Dennoch gilt: Grundsätzlich kann die breite Wiedereinführung der Maskenpflicht als zentrale Anti-Corona-Maßnahme bei steigenden Infektionszahlen im Herbst sinnvoll sein – zuerst und vor allem für Erwachsene, die ihre Masken dann aber auch richtig tragen müssen. Gerade letzteres haben auch die Mitglieder der Corona-Evaluationskommission betont.
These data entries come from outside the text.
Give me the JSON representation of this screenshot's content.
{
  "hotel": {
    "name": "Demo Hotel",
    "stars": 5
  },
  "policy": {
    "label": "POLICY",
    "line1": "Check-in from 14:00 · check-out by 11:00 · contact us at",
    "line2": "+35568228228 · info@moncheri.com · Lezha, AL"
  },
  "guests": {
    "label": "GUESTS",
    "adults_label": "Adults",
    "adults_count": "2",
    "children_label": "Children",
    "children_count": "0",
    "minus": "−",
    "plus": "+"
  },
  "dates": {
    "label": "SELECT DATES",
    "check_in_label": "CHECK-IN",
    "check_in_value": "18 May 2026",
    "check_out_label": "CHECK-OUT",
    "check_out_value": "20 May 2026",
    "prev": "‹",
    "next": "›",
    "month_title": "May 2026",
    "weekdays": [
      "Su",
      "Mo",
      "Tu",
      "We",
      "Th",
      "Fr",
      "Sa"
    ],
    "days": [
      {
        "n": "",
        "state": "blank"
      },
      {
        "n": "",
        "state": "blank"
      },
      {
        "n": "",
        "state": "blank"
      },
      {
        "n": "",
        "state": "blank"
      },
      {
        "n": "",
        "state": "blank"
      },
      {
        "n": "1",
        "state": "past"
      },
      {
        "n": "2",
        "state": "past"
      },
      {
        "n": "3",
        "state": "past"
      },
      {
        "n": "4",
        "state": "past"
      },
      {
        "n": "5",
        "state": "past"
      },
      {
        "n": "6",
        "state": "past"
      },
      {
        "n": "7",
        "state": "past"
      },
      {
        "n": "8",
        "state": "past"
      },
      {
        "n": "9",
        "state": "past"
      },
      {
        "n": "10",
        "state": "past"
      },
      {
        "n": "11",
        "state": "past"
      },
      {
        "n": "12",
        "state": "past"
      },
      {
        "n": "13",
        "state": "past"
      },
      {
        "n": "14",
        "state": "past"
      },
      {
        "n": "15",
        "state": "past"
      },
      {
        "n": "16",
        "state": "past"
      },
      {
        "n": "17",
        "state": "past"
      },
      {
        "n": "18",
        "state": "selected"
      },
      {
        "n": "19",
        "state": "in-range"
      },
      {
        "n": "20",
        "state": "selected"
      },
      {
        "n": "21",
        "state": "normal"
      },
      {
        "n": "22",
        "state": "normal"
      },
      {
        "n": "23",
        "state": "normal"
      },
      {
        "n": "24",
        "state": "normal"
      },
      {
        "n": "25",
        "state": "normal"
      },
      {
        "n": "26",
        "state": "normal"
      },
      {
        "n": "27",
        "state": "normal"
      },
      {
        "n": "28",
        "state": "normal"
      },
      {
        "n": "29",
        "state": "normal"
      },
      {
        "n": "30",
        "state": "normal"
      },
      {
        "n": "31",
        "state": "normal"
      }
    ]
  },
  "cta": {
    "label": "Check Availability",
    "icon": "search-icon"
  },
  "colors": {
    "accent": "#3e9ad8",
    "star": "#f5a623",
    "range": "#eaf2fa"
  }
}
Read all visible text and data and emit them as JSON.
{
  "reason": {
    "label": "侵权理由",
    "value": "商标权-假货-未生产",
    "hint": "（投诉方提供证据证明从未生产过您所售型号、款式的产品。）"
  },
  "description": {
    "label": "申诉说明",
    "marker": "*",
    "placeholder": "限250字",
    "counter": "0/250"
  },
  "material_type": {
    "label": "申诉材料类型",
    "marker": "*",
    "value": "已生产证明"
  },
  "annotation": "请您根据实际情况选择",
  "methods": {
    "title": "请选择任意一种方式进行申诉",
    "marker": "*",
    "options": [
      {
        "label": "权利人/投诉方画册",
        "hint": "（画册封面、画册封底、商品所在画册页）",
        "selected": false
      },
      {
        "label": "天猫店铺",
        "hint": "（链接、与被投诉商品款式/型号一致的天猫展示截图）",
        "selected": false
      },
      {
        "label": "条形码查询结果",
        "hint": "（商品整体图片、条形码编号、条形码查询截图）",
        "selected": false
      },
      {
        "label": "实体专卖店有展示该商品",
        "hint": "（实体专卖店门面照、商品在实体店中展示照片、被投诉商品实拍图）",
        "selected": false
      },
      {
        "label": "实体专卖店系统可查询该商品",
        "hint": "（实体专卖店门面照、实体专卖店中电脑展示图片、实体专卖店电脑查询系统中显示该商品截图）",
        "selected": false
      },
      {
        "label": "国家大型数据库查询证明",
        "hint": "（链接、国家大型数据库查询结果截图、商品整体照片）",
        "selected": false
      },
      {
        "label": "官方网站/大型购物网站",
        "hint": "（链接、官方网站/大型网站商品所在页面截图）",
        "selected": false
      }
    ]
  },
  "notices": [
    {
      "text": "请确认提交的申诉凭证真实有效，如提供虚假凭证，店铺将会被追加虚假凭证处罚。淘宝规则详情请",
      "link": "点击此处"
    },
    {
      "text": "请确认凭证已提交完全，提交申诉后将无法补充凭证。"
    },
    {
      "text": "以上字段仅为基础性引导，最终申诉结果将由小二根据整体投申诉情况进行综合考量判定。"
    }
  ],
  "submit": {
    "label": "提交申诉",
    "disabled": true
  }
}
Für jüngere Kinder ergibt eine Maskenpflicht daher epidemiologisch wenig Sinn – abgesehen von den kommunikativen Einschränkungen, die eine richtigerweise nicht vorgesehene Einführung in Grundschulen mit sich bringen würde. Aber auch für ältere Kinder und ab Klasse fünf sollte sie nur letztes Mittel sein – dessen Voraussetzungen klarer definiert werden müssen. 

 

Wieder einmal zeigt sich, was die Evaluationskommission ebenfalls in ihrem Bericht betont hat: wie wichtig eine geeignete Krisenkommunikation ist, damit die Menschen die ergriffenen Maßnahmen als notwendig geeignet akzeptieren. In der Hinsicht hat die Ampel – Stichwort "Maskengate" – gerade ein massives Debakel erlebt. Ob das Nichttragen der Masken im Regierungsflieger nach Kanada nun juristisch korrekt war oder nicht: Eine geeignete Krisenkommunikation besteht  vor allem in klaren, möglichst einheitlichen und inhaltlich nachvollziehbaren Regeln. Genau diese liefert nun aber auch der Gesetzentwurf der Bundesregierung – diplomatisch formuliert – nur in Ansätzen. Die Bundestagsfraktionen werden hoffentlich den Mut zum Nachbessern haben. 

 

Hinweis: Ich habe diesen Kommentar am 25. August um 16 Uhr ergänzt.